Radle endorsed Galvan to represent the Westside district facing crime and seniors issues, a legal fight to address the Mirasol Homes mold, and possible development of the asbestos-contaminated Big Tex site next to Blue Star. Candidate Gilbert Gallegos is trying to invalidate the endorsement, portraying Radle as someone who promised not to hand the palace keys to a successor.

“When I ran the first time in 2003, that race had been preceded by 12 years of seated City Council members hand-picking, ‘anointing,’ their replacement,” Radle responded to the Current. “They did this by leaving office before their term was up, picking someone to replace them, and getting that person approved by council. `Walter Martinez left early and appointed Juan Solis; Juan left early and appointed Richard Vasquez; Richard Vasquez left early and appointed David Garcia.` I said I would not leave office early and repeat that pattern.”

LULAC president Rosa Rosales said the all-male contenders are just picking on Galvan.

Goddess City Guidance

I’ve heard all kinds of predictions for one of the wealthiest districts in San Antonio, term-limited Councilman Art Hall’s 8, and the only constant is we’re going to a June runoff. The two-person combination varies, and sometimes alights upon a woman. One source points out how it’s possible San Antonio may have a majority-female City Council for the first time in history.
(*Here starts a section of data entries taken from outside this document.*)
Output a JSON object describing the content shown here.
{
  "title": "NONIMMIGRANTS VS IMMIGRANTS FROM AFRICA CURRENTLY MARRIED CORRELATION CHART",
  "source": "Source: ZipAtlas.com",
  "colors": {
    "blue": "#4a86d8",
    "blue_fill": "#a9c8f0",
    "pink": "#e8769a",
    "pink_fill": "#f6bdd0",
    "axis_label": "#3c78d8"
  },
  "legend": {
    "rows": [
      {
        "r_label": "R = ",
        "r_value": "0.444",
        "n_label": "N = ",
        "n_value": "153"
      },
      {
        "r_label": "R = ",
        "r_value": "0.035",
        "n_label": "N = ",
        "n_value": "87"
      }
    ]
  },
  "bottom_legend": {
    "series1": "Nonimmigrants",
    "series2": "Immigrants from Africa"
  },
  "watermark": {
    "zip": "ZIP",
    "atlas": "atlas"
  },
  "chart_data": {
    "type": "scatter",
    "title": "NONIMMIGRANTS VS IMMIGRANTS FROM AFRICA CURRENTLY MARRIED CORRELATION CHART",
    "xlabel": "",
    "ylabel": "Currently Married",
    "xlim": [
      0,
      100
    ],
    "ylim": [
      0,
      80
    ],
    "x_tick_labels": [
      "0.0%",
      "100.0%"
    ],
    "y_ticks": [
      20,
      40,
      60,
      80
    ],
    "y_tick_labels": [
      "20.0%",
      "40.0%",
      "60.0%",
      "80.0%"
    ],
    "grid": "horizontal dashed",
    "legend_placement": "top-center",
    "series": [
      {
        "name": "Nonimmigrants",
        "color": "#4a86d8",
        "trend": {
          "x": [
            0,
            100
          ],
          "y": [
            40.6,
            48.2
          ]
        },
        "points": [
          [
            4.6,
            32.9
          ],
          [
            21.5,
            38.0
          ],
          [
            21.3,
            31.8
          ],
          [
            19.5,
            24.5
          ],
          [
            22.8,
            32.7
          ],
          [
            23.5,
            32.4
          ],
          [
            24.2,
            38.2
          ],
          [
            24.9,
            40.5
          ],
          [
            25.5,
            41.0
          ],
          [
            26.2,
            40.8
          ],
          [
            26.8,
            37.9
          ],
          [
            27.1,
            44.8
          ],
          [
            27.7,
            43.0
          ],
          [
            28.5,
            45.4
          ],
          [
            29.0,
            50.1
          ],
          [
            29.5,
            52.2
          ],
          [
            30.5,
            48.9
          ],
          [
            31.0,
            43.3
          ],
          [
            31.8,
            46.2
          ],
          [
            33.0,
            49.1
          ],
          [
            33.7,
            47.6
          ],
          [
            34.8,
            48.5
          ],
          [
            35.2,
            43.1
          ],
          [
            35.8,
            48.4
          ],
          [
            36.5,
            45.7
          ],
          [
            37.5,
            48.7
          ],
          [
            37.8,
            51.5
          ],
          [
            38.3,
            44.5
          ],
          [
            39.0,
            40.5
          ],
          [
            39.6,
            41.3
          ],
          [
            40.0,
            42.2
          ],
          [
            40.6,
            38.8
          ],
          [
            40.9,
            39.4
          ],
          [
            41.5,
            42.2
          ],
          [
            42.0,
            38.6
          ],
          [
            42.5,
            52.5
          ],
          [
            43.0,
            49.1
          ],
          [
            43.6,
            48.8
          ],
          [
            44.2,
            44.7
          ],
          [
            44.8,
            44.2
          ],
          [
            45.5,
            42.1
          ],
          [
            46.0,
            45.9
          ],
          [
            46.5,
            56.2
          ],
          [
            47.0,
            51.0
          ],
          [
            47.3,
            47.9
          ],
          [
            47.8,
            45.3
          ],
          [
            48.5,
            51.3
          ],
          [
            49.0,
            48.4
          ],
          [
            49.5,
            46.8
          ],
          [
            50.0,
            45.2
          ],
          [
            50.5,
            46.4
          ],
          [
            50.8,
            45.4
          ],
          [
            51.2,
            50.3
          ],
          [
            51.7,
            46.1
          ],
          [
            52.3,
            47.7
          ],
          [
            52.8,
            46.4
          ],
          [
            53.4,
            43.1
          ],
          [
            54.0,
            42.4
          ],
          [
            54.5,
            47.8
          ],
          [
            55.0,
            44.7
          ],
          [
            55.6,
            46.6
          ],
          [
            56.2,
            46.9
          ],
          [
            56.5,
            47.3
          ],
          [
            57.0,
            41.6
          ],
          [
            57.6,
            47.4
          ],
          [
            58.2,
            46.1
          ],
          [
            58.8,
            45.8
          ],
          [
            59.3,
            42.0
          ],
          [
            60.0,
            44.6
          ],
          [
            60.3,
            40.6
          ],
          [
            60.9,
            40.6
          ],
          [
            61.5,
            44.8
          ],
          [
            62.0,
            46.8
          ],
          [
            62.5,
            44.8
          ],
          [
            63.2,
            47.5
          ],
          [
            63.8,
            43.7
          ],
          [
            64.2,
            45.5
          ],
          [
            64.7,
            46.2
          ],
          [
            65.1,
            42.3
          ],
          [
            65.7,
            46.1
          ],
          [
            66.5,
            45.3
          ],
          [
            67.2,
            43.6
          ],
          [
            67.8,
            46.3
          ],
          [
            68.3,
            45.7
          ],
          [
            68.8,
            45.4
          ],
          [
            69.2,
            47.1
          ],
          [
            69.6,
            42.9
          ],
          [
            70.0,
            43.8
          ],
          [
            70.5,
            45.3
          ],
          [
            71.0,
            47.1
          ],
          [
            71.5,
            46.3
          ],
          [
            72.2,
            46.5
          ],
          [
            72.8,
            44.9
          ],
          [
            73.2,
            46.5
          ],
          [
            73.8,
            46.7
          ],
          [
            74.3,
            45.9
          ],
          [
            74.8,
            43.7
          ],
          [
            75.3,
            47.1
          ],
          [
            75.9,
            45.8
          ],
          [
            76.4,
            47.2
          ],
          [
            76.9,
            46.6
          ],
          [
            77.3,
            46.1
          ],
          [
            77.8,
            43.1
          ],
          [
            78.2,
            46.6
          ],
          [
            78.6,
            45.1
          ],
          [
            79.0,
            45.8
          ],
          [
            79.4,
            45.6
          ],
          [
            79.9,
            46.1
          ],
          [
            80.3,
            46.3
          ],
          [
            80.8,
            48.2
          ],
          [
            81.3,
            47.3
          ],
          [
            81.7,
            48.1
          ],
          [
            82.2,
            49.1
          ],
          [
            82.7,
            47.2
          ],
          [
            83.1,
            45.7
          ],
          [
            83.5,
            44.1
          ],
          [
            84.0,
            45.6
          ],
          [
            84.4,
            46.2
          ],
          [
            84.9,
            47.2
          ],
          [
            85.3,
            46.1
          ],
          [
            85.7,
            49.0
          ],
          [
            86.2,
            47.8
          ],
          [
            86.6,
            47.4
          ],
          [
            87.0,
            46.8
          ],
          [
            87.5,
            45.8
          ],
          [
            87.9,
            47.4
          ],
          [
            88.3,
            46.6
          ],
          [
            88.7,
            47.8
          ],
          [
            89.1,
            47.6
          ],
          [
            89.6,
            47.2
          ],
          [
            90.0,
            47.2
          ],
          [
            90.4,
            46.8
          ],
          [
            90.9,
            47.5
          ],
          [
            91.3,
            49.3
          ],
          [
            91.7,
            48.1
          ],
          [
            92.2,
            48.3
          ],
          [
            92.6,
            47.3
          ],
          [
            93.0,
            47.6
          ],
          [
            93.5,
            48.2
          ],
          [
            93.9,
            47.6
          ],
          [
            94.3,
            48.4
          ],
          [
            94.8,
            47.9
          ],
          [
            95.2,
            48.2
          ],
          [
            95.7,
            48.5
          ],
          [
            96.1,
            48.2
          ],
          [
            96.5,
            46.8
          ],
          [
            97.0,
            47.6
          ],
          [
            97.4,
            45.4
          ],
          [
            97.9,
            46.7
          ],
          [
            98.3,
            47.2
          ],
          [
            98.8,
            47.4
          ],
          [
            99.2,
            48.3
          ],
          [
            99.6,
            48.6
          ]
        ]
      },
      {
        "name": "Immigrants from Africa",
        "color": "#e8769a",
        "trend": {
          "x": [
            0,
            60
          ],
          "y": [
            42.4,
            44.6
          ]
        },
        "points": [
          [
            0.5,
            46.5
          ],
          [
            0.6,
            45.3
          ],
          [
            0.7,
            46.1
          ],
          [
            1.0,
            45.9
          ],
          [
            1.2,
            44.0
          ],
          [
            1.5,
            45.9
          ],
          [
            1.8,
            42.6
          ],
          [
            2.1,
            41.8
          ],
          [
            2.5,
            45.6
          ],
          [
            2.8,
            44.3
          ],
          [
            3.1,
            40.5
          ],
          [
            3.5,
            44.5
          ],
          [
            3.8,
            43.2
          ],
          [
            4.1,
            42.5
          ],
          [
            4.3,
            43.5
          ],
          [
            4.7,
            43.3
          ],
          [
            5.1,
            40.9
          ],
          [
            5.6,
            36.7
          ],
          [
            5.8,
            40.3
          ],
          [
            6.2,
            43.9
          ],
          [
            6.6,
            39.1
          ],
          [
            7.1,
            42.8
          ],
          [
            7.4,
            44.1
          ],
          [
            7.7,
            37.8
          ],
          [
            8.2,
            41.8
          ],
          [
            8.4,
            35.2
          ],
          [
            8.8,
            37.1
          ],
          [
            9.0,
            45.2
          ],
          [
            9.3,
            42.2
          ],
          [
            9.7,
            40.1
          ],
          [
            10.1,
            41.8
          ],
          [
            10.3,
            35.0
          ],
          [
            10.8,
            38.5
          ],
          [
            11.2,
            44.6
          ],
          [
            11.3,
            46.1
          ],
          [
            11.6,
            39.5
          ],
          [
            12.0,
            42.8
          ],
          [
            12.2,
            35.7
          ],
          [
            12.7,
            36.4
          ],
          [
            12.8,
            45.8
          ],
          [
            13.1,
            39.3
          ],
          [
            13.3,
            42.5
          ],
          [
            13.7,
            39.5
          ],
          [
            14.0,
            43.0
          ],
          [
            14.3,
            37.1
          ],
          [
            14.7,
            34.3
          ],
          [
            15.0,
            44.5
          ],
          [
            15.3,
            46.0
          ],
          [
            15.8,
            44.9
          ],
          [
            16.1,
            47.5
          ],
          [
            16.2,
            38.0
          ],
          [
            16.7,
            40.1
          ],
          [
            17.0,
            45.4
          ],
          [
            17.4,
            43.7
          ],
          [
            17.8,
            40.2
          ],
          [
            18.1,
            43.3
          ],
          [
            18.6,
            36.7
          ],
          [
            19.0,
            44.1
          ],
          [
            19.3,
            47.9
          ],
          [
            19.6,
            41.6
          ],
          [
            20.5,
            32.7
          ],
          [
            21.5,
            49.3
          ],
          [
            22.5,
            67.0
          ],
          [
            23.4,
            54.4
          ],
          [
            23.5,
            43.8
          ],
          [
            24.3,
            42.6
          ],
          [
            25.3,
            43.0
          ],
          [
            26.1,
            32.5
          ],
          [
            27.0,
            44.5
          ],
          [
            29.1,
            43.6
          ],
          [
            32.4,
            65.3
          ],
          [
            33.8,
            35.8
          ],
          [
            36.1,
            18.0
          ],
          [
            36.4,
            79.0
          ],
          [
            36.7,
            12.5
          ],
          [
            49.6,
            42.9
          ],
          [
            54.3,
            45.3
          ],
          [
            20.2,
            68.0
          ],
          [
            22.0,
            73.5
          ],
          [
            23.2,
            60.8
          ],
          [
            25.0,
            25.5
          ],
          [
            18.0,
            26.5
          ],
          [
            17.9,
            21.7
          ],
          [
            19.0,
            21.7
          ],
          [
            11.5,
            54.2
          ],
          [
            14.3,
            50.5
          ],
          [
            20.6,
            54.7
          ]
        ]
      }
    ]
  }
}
That’s six estrogen-fueled votes. 1: Mary Alice Cisneros, the presumed frontrunner that the late journalist Molly Ivins once called a “campaigner in her own right”; 2: incumbent Sheila McNeil, who got a campaign lift opposing Redifuel storage tanks on the East Side; 5: Galvan; 6: incumbent Delicia Herrera; 7: Guajardo; and what if 8 buys into serious fundraiser Diane Cibrian’s tax-relief promises that the daily calls garbage? Really, District 8 is anybody’s guess.